The FTC simultaneously filed for a preliminary injunction in Washington D.C. federal court and filed suit in the agency’s in-house court. Copies of the court documents weren’t immediately available. The FTC’s administrative proceedings are traditionally stayed until after the federal court rules on the injunction request.
Earlier on Tuesday, Aerojet said in a statement that the commission’s “concerns regarding the transaction cannot be addressed adequately by the terms of the proposed consent order.”
Lockheed said in an SEC filing that it will review the lawsuit and evaluate its options. “We may elect to defend the lawsuit or terminate the merger agreement.”
“In general, it is our practice not to comment on pending litigation. As we said on our earnings call, we are reviewing the FTC’s complaint and will respond in due course,” a Lockheed Martin spokesperson said in a statement.
Aerojet said it “continues to believe in the benefits of the transaction for the United States and its allies, the industry, and all of the company’s stakeholders.”
Temperature check: The FTC’s decision serves as a barometer for similar agreements under the Biden administration, said Byron Callan, managing director at Capital Alpha Partners. Other companies will view the deal as a signal for what they can and cannot do while Biden is in the White House.
“I still don’t think it will have a chilling effect on the overall [mergers and acquisitions] sector,” Callan said. “But it will maybe suggest some guardrails around what the largest contractors can do, and how interested DoD is in preserving competition in some of these different sectors.”
Pros and cons: Lockheed Martin is the world’s largest defense contractor and manufactures everything from hypersonic weapons to ships to fighter jets. Aerojet Rocketdyne is a top propulsion provider and has been involved in every U.S. space and missile project since the beginning of the space age.
Lockheed argued that acquiring Aerojet would mean lower prices for the U.S. government. In addition, according to a company fact sheet, the deal would accelerate future missile programs and ensure a long-term supply of propulsion products for the military.
Critics of the deal argued that Lockheed Martin’s promise of ensuring Aerojet will remain fair in future negotiations with other defense vendors is not good enough and they should remain separate companies.
The acquisition would have reshaped competition for liquid and solid rocket propulsion used for hypersonic engines, electric power and propulsion for space products.
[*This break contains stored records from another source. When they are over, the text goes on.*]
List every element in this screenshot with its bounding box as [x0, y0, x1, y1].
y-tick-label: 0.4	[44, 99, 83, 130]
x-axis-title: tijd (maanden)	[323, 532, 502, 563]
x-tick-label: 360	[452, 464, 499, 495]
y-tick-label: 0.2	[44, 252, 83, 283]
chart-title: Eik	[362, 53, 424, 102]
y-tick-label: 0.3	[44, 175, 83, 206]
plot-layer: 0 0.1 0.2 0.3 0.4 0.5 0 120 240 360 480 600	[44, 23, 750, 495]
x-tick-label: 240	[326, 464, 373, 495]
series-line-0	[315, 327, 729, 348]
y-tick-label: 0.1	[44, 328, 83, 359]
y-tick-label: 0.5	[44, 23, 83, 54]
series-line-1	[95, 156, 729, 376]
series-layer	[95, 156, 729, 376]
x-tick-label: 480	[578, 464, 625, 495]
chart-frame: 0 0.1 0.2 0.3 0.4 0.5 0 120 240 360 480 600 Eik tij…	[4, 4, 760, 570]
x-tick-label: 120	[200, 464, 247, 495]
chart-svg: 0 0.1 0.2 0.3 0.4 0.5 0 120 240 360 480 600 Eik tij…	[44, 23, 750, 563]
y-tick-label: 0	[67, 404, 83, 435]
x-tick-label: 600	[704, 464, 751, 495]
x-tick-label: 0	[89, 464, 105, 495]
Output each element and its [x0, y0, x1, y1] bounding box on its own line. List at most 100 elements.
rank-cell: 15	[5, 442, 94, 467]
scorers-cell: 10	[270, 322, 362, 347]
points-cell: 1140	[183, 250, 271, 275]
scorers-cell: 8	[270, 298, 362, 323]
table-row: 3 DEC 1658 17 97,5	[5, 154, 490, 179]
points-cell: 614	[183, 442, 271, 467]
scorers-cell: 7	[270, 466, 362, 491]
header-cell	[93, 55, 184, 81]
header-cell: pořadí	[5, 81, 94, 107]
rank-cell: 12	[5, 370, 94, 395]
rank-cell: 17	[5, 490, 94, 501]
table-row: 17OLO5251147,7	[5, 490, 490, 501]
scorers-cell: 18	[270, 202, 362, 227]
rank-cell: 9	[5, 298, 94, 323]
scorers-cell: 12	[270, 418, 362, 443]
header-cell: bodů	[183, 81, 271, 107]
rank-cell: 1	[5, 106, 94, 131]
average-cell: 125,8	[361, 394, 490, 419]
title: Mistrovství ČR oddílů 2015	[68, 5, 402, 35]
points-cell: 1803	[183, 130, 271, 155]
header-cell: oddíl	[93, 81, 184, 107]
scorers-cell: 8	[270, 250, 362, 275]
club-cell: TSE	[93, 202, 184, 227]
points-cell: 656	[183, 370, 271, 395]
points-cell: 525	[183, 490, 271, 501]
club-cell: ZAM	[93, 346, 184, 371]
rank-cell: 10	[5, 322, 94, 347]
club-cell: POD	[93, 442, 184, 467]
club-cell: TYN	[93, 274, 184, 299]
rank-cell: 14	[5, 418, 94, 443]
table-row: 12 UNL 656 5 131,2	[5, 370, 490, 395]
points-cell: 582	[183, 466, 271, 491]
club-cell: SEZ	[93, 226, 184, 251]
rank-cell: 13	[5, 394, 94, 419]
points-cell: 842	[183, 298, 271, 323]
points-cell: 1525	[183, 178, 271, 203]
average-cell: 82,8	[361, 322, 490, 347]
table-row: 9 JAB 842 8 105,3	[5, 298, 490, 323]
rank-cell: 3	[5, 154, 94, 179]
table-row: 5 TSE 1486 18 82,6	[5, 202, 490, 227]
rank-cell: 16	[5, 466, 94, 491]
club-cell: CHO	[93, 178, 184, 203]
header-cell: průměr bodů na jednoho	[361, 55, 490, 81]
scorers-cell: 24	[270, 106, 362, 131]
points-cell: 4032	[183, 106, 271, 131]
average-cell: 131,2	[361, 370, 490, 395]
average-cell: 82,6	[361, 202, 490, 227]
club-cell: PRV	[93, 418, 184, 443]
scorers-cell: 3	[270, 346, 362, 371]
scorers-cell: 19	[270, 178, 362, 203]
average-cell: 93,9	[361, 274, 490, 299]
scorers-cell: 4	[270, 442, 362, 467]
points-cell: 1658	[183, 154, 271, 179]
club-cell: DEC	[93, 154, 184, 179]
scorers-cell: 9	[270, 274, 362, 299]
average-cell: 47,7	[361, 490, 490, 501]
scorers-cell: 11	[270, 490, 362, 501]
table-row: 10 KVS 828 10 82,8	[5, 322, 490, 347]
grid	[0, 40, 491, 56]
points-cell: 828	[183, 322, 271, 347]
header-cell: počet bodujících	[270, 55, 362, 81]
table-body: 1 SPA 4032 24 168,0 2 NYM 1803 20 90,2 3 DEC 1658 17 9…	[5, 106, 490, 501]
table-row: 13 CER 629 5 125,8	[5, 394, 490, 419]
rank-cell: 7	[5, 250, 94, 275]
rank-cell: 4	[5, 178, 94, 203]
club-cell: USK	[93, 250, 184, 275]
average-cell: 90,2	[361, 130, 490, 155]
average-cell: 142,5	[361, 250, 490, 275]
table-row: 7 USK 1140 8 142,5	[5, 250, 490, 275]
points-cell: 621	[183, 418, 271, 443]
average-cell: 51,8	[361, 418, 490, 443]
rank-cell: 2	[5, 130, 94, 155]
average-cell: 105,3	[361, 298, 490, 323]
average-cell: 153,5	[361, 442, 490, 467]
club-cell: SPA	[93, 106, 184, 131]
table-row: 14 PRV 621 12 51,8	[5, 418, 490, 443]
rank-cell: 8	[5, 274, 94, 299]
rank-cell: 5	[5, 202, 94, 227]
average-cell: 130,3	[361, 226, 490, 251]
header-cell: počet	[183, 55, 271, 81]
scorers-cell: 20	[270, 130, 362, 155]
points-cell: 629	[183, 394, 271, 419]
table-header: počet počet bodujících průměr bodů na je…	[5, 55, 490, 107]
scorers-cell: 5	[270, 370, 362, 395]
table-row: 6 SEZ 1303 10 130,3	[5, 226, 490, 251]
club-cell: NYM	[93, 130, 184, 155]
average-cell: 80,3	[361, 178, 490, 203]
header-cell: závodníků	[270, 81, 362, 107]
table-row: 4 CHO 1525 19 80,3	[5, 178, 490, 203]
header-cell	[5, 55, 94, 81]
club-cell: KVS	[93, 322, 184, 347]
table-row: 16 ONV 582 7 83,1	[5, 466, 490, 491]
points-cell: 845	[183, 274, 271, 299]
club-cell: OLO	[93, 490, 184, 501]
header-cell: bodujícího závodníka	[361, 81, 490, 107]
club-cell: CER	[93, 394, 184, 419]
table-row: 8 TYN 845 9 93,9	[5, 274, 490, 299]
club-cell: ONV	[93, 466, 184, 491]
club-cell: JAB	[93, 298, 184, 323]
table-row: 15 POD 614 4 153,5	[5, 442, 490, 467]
Besides Aerojet, Orbital ATK, acquired by Northrop Grumman in 2018, is the only other solid-rocket motor supplier in the U.S.
Raytheon Technologies, which opposed the Aerojet acquisition, told the FTC the merger would hurt its propulsion systems business because Aerojet supplies 70 percent of its components and 100 percent of what is needed for its anti-ballistic missile systems. Raytheon was concerned the acquisition could allow Lockheed to increase the price of the components in future deals.
Aerojet’s customers include Lockheed Martin, Raytheon Technologies and United Launch Alliance.
Hill influence: Raytheon wasn’t alone in opposing the deal. Democratic Sen. Elizabeth Warren, whose home state of Massachusetts is the headquarters for Raytheon, expressed concern the acquisition would stifle competition.
The senator pointed to the Northrop Grumman-Orbital ATK deal. At the time of the acquisition, the company said Orbital’s solid-rocket motors would be made available to all vendors in future competitions.
But since the acquisition went through, the FTC has launched an investigation into Northrop’s handling of subsequent competitions.
“I support the FTC taking aggressive action to oppose further corporate concentration in the defense industry that could threaten U.S. national security,” Warren said in a statement Tuesday. “The FTC’s lawsuit to block Lockheed Martin’s proposed acquisition, which has unanimous, bipartisan support from the Commissioners, is critical.”
Connor O’Brien contributed to this report.